We reached the forest lodge that evening with red faces and half-frozen hands and feet. The ride through the deep snow and the bitter December wind had been a hard one; but the woods in their glittering winter shroud, the sharp, refreshing breath of the pure air, and a thousand trifling matters—from the white hats that crowned every stock and stone to the tiny crystals of snow that fell on the green velvet of my fur-lined bodice—were a joy to me, albeit my heart was heavy with care. The evening star had risen or ever we reached the house; and out here, under God’s open heavens, among the giants of the forest and its sturdy, weather-beaten folk, it scarce seemed that it could be true that I should see my bright, young Ann sharing the sorry life of the Magister, an alien from all this world’s joys. Those who dwelt out here in these wilds must, methought, feel this as I felt it; and so in truth it proved. After I had taken my place at the hearth by my aunt’s side, and she had mingled some spiced wine for us with her own feeble hands, she bid me speak. When she heard what it was that had brought me forth to the forest so late before Christmas, which we ever spent with our grand-uncle Im Huff she at first did but laugh at our Magister’s suit; but as soon as I told her that it was Ann’s earnest purpose to wed with him, she swore that she would never suffer such a deed of mad folly.
Master Peter had many times been her guest at the lodge; and she, though so small and feeble herself, loved to see tall and stalwart men, so that she had given him the name of “the little dry Bookworm,” hardly accounting him a man at all.
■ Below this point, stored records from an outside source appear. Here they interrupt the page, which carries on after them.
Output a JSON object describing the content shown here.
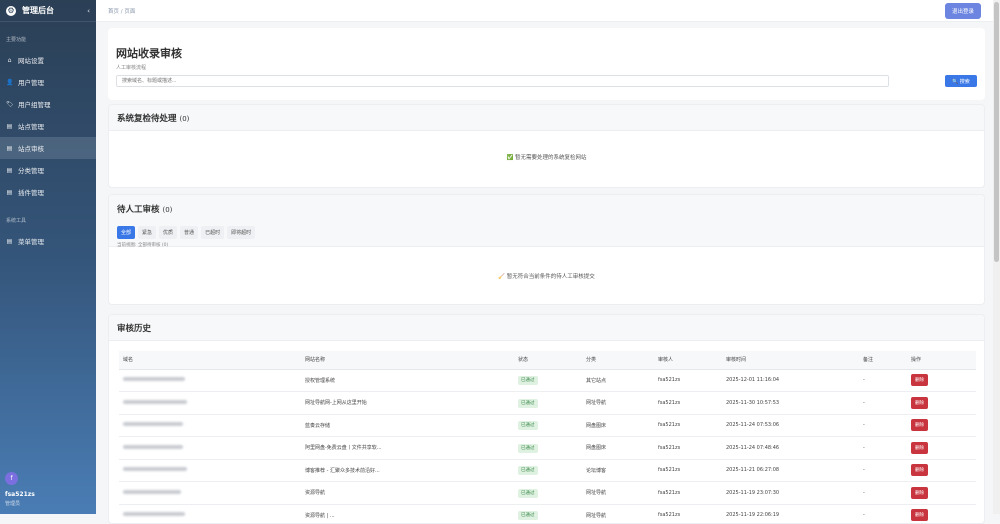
{
  "sidebar": {
    "title": "管理后台",
    "collapse_icon": "chevron-left-icon",
    "section_main": "主要功能",
    "section_tools": "系统工具",
    "items": [
      {
        "label": "网站设置",
        "icon": "home-icon"
      },
      {
        "label": "用户管理",
        "icon": "user-icon"
      },
      {
        "label": "用户组管理",
        "icon": "tag-icon"
      },
      {
        "label": "站点管理",
        "icon": "document-icon"
      },
      {
        "label": "站点审核",
        "icon": "document-icon",
        "active": true
      },
      {
        "label": "分类管理",
        "icon": "document-icon"
      },
      {
        "label": "插件管理",
        "icon": "document-icon"
      }
    ],
    "tools": [
      {
        "label": "菜单管理",
        "icon": "document-icon"
      }
    ],
    "user": {
      "avatar": "f",
      "name": "fsa521zs",
      "role": "管理员"
    }
  },
  "topbar": {
    "breadcrumb": "首页 / 页面",
    "logout_label": "退出登录"
  },
  "header": {
    "title": "网站收录审核",
    "subtitle": "人工审核流程",
    "search_placeholder": "搜索域名、标题或描述...",
    "search_label": "搜索"
  },
  "system_recheck": {
    "title": "系统复检待处理",
    "count": "(0)",
    "empty": "暂无需要处理的系统复检网站"
  },
  "manual": {
    "title": "待人工审核",
    "count": "(0)",
    "filters": [
      "全部",
      "紧急",
      "优质",
      "普通",
      "已超时",
      "即将超时"
    ],
    "active_filter": "全部",
    "view_note": "当前视图: 全部待审核 (0)",
    "empty": "暂无符合当前条件的待人工审核提交"
  },
  "history": {
    "title": "审核历史",
    "columns": [
      "域名",
      "网站名称",
      "状态",
      "分类",
      "审核人",
      "审核时间",
      "备注",
      "操作"
    ],
    "rows": [
      {
        "name": "授权管理系统",
        "status": "已通过",
        "category": "其它站点",
        "reviewer": "fsa521zs",
        "time": "2025-12-01 11:16:04",
        "note": "-",
        "action": "删除"
      },
      {
        "name": "网址导航网-上网从这里开始",
        "status": "已通过",
        "category": "网址导航",
        "reviewer": "fsa521zs",
        "time": "2025-11-30 10:57:53",
        "note": "-",
        "action": "删除"
      },
      {
        "name": "蓝奏云存储",
        "status": "已通过",
        "category": "网盘图床",
        "reviewer": "fsa521zs",
        "time": "2025-11-24 07:53:06",
        "note": "-",
        "action": "删除"
      },
      {
        "name": "阿里网盘-免费云盘丨文件共享软...",
        "status": "已通过",
        "category": "网盘图床",
        "reviewer": "fsa521zs",
        "time": "2025-11-24 07:48:46",
        "note": "-",
        "action": "删除"
      },
      {
        "name": "博客推荐 - 汇聚众多技术前沿好...",
        "status": "已通过",
        "category": "论坛博客",
        "reviewer": "fsa521zs",
        "time": "2025-11-21 06:27:08",
        "note": "-",
        "action": "删除"
      },
      {
        "name": "资源导航",
        "status": "已通过",
        "category": "网址导航",
        "reviewer": "fsa521zs",
        "time": "2025-11-19 23:07:30",
        "note": "-",
        "action": "删除"
      },
      {
        "name": "资源导航 | ...",
        "status": "已通过",
        "category": "网址导航",
        "reviewer": "fsa521zs",
        "time": "2025-11-19 22:06:19",
        "note": "-",
        "action": "删除"
      }
    ]
  },
  "colors": {
    "accent": "#3b78e7",
    "danger": "#c9353f",
    "success_bg": "#dff1e1"
  }
}
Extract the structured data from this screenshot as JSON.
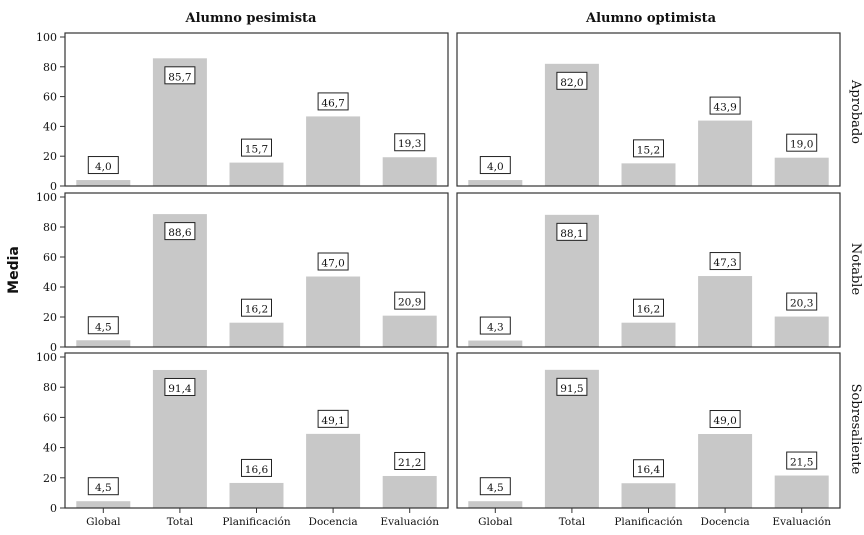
{
  "chart_data": {
    "type": "bar",
    "ylabel": "Media",
    "ylim": [
      0,
      100
    ],
    "yticks": [
      0,
      20,
      40,
      60,
      80,
      100
    ],
    "categories": [
      "Global",
      "Total",
      "Planificación",
      "Docencia",
      "Evaluación"
    ],
    "columns": [
      "Alumno pesimista",
      "Alumno optimista"
    ],
    "rows": [
      "Aprobado",
      "Notable",
      "Sobresaliente"
    ],
    "bar_color": "#c8c8c8",
    "panels": [
      {
        "column": "Alumno pesimista",
        "row": "Aprobado",
        "values": [
          4.0,
          85.7,
          15.7,
          46.7,
          19.3
        ],
        "labels": [
          "4,0",
          "85,7",
          "15,7",
          "46,7",
          "19,3"
        ]
      },
      {
        "column": "Alumno optimista",
        "row": "Aprobado",
        "values": [
          4.0,
          82.0,
          15.2,
          43.9,
          19.0
        ],
        "labels": [
          "4,0",
          "82,0",
          "15,2",
          "43,9",
          "19,0"
        ]
      },
      {
        "column": "Alumno pesimista",
        "row": "Notable",
        "values": [
          4.5,
          88.6,
          16.2,
          47.0,
          20.9
        ],
        "labels": [
          "4,5",
          "88,6",
          "16,2",
          "47,0",
          "20,9"
        ]
      },
      {
        "column": "Alumno optimista",
        "row": "Notable",
        "values": [
          4.3,
          88.1,
          16.2,
          47.3,
          20.3
        ],
        "labels": [
          "4,3",
          "88,1",
          "16,2",
          "47,3",
          "20,3"
        ]
      },
      {
        "column": "Alumno pesimista",
        "row": "Sobresaliente",
        "values": [
          4.5,
          91.4,
          16.6,
          49.1,
          21.2
        ],
        "labels": [
          "4,5",
          "91,4",
          "16,6",
          "49,1",
          "21,2"
        ]
      },
      {
        "column": "Alumno optimista",
        "row": "Sobresaliente",
        "values": [
          4.5,
          91.5,
          16.4,
          49.0,
          21.5
        ],
        "labels": [
          "4,5",
          "91,5",
          "16,4",
          "49,0",
          "21,5"
        ]
      }
    ]
  }
}
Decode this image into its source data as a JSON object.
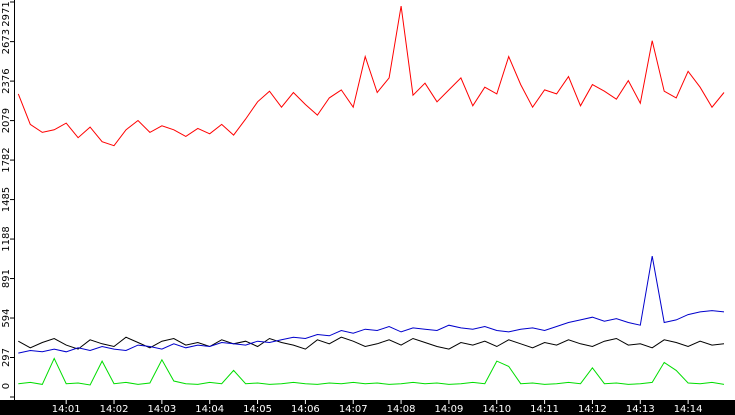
{
  "chart_data": {
    "type": "line",
    "x": [
      840,
      840.25,
      840.5,
      840.75,
      841,
      841.25,
      841.5,
      841.75,
      842,
      842.25,
      842.5,
      842.75,
      843,
      843.25,
      843.5,
      843.75,
      844,
      844.25,
      844.5,
      844.75,
      845,
      845.25,
      845.5,
      845.75,
      846,
      846.25,
      846.5,
      846.75,
      847,
      847.25,
      847.5,
      847.75,
      848,
      848.25,
      848.5,
      848.75,
      849,
      849.25,
      849.5,
      849.75,
      850,
      850.25,
      850.5,
      850.75,
      851,
      851.25,
      851.5,
      851.75,
      852,
      852.25,
      852.5,
      852.75,
      853,
      853.25,
      853.5,
      853.75,
      854,
      854.25,
      854.5,
      854.75
    ],
    "series": [
      {
        "color": "#ff0000",
        "values": [
          2280,
          2050,
          1990,
          2010,
          2060,
          1950,
          2030,
          1920,
          1890,
          2010,
          2080,
          1990,
          2040,
          2010,
          1960,
          2020,
          1980,
          2050,
          1970,
          2090,
          2220,
          2300,
          2180,
          2290,
          2200,
          2120,
          2250,
          2310,
          2180,
          2560,
          2290,
          2400,
          2940,
          2270,
          2360,
          2220,
          2310,
          2400,
          2190,
          2330,
          2280,
          2560,
          2350,
          2180,
          2310,
          2280,
          2410,
          2190,
          2350,
          2300,
          2240,
          2380,
          2210,
          2680,
          2300,
          2250,
          2450,
          2330,
          2180,
          2290
        ]
      },
      {
        "color": "#000000",
        "values": [
          420,
          370,
          410,
          440,
          390,
          360,
          430,
          400,
          380,
          450,
          410,
          370,
          420,
          440,
          390,
          410,
          380,
          430,
          400,
          420,
          380,
          440,
          410,
          390,
          360,
          430,
          400,
          450,
          420,
          380,
          400,
          430,
          390,
          440,
          410,
          380,
          360,
          410,
          390,
          420,
          380,
          430,
          400,
          370,
          410,
          390,
          430,
          400,
          380,
          420,
          440,
          390,
          400,
          370,
          430,
          410,
          380,
          420,
          390,
          400
        ]
      },
      {
        "color": "#0000cc",
        "values": [
          330,
          350,
          340,
          360,
          340,
          370,
          350,
          380,
          360,
          350,
          390,
          380,
          360,
          400,
          370,
          390,
          380,
          410,
          400,
          390,
          420,
          410,
          430,
          450,
          440,
          470,
          460,
          500,
          480,
          510,
          500,
          530,
          490,
          520,
          510,
          500,
          540,
          520,
          510,
          530,
          500,
          490,
          510,
          520,
          500,
          530,
          560,
          580,
          600,
          570,
          590,
          560,
          540,
          1060,
          560,
          580,
          620,
          640,
          650,
          640
        ]
      },
      {
        "color": "#00dd00",
        "values": [
          100,
          110,
          95,
          290,
          100,
          105,
          90,
          270,
          100,
          110,
          95,
          105,
          280,
          120,
          100,
          95,
          110,
          100,
          200,
          100,
          105,
          95,
          100,
          110,
          100,
          95,
          105,
          100,
          110,
          100,
          105,
          95,
          100,
          110,
          100,
          105,
          95,
          100,
          110,
          100,
          270,
          230,
          100,
          105,
          95,
          100,
          110,
          100,
          220,
          100,
          105,
          95,
          100,
          110,
          260,
          200,
          105,
          100,
          110,
          95
        ]
      }
    ],
    "xlim": [
      839.93,
      854.98
    ],
    "xticks": [
      {
        "value": 841,
        "label": "14:01"
      },
      {
        "value": 842,
        "label": "14:02"
      },
      {
        "value": 843,
        "label": "14:03"
      },
      {
        "value": 844,
        "label": "14:04"
      },
      {
        "value": 845,
        "label": "14:05"
      },
      {
        "value": 846,
        "label": "14:06"
      },
      {
        "value": 847,
        "label": "14:07"
      },
      {
        "value": 848,
        "label": "14:08"
      },
      {
        "value": 849,
        "label": "14:09"
      },
      {
        "value": 850,
        "label": "14:10"
      },
      {
        "value": 851,
        "label": "14:11"
      },
      {
        "value": 852,
        "label": "14:12"
      },
      {
        "value": 853,
        "label": "14:13"
      },
      {
        "value": 854,
        "label": "14:14"
      }
    ],
    "ylim": [
      0,
      2971
    ],
    "yticks": [
      0,
      297,
      594,
      891,
      1188,
      1485,
      1782,
      2079,
      2376,
      2673,
      2971
    ]
  }
}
When she heard of his newly-gained wealth, she said: “If instead of being the richer by these thousands he could but be the same number of years younger, lift a hundredweight more, and see a hundred miles further out into the world, I would not mind his seeking his happiness with that lovely child!”
As for my uncle, he did but hum a burly bass to the tune of the “Little wee wife.” But, being called away, he turned to me before closing the door behind him, and asked me very keenly, as though he had been restraining his impatience for some space: “And how about your brother? How is it that this matter has come about? Was not Herdegen pledged to marry Ann?”